5. Nucleic Acid GI Pathogen Tests

Test: Another draft LCD proposes coverage of molecular tests that use nucleic acid amplification to detect gastrointestinal pathogens.

Proposed Coverage: Coverage is limited to tests identifying up to five bacterial targets that Palmetto claims account for 90-95 percent of all foodborne infections: i. Salmonella; ii. Shiga toxin-producing E. coli; iii. Shigella; iv. Cryptosporidium; and v. Campylobacter.
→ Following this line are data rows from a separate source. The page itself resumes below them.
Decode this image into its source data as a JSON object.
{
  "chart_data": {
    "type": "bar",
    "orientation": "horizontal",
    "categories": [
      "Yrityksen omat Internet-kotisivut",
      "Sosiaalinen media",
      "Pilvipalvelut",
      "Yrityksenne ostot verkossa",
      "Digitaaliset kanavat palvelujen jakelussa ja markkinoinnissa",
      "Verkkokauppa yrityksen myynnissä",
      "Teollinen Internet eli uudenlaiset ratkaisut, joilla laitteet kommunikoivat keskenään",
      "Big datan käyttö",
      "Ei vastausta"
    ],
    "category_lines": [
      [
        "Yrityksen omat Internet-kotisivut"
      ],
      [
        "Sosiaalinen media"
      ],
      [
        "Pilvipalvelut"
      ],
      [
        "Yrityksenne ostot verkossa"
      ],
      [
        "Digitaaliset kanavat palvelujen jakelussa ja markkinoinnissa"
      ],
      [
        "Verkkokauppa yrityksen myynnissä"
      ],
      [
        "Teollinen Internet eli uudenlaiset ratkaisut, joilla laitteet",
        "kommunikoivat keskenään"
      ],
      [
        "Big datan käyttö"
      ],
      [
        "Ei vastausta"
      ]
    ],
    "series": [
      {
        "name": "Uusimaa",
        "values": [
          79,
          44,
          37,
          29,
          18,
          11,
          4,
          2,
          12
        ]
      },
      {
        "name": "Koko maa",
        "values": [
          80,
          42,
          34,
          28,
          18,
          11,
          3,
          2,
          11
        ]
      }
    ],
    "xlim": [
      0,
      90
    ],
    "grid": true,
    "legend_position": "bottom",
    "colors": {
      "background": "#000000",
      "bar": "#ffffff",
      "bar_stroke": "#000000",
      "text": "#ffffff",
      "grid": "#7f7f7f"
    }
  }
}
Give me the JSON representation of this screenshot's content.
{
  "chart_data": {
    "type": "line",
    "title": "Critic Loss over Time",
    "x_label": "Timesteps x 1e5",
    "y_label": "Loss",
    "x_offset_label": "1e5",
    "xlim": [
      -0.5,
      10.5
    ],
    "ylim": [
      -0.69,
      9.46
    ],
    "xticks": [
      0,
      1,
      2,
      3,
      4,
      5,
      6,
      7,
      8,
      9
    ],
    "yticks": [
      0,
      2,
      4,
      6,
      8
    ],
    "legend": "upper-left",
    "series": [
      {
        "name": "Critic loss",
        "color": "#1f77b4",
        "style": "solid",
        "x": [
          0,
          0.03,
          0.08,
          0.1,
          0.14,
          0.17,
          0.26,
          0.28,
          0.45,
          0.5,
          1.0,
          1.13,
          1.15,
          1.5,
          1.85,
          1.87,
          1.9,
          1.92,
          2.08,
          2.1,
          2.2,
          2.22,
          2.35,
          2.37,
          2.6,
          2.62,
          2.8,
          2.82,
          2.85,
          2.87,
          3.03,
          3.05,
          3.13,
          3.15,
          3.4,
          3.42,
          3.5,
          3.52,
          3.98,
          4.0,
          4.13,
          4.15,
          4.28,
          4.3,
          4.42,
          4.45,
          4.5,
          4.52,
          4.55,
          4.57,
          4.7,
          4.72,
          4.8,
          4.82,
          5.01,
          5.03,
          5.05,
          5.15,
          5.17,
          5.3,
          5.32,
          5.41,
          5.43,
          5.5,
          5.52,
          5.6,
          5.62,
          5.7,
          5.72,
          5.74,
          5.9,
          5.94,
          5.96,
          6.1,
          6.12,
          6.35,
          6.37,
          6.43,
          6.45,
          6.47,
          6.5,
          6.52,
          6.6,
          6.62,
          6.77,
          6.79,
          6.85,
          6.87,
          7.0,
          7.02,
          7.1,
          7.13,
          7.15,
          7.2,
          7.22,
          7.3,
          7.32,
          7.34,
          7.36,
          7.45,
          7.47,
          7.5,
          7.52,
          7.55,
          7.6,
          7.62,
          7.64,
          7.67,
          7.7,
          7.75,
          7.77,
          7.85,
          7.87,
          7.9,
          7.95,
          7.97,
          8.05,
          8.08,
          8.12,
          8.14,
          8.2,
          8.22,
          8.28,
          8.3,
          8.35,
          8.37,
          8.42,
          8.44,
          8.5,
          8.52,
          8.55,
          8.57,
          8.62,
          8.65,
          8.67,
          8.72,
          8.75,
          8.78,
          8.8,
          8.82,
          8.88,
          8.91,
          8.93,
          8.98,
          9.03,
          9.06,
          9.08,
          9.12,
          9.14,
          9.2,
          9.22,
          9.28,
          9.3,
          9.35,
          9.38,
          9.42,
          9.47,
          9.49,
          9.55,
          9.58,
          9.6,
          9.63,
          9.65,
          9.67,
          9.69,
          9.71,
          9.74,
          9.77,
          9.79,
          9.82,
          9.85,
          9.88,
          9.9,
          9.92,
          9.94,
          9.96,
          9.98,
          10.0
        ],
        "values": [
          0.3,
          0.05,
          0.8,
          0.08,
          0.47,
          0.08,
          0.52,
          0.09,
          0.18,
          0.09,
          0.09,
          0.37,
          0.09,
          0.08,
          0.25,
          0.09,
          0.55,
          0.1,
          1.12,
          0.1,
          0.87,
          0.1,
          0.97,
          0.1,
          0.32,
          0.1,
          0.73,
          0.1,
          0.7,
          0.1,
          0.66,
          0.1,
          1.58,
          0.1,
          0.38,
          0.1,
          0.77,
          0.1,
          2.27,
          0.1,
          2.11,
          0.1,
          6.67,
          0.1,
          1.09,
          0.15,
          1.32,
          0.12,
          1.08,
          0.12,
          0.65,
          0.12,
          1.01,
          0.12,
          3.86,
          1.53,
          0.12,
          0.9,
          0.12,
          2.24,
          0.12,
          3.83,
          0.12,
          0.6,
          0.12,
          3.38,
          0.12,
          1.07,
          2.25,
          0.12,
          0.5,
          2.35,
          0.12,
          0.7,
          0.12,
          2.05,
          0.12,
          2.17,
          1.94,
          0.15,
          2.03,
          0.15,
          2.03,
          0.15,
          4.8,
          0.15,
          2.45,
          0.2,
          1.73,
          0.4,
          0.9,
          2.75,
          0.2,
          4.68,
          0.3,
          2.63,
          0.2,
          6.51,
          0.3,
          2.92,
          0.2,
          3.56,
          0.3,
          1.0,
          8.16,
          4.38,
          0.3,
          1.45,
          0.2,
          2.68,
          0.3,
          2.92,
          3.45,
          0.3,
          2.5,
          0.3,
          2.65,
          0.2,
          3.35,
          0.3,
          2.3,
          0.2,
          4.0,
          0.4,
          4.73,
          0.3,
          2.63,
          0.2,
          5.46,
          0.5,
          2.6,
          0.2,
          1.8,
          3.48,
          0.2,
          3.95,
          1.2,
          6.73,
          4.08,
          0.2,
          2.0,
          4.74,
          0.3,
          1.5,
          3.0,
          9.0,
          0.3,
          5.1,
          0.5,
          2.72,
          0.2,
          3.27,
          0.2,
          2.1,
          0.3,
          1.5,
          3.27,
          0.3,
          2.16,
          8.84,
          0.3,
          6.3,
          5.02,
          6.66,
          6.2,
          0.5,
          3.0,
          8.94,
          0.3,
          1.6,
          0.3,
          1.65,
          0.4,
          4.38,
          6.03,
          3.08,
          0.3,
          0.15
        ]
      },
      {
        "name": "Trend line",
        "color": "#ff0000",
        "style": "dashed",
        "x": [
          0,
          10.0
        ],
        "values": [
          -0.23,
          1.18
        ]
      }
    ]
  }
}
Coverage would not include:

  • Testing for viruses due to the lack of virus-specific therapies that viral test results would inform;
  • Epidemiologic testing by national, state or local agencies; or
  • Testing to confirm another test result.

In addition, GIP test panels cannot be unbundled and billed as individual components. Exception: Where c difficile is not included in a panel, testing for it “may be reasonable and necessary when ordered additionally,” as long as documentation in the medical record supports reasonableness and necessary.

Context: As Palmetto notes, at least five different companies produce FDAapproved GI pathogen assays that meet or exceed the LCD’s five-target limit:

GI Pathogen Assays Covered by New Palmetto LCD

Company Progression Stage
BD Diagnostics BD MAX Enteric Bacterial Panel
Biofire Diagnostics FilmArray GI Panel
Hologic ProGastro SSCS
Luminex xTAG Gastroenterology Panel
Nanosphere Verigene Enteric Pathogens

Takeaway: Although these are positive developments for the molecular diagnostics community, the pace of Medicare coverage remains piecemeal and frustratingly slow. Although influential, Palmetto is only one of several key Medicare contractors. Moreover, the spate of favorable LCDs belies the fact that a number of other commercially popular molecular tests failed to make the cut.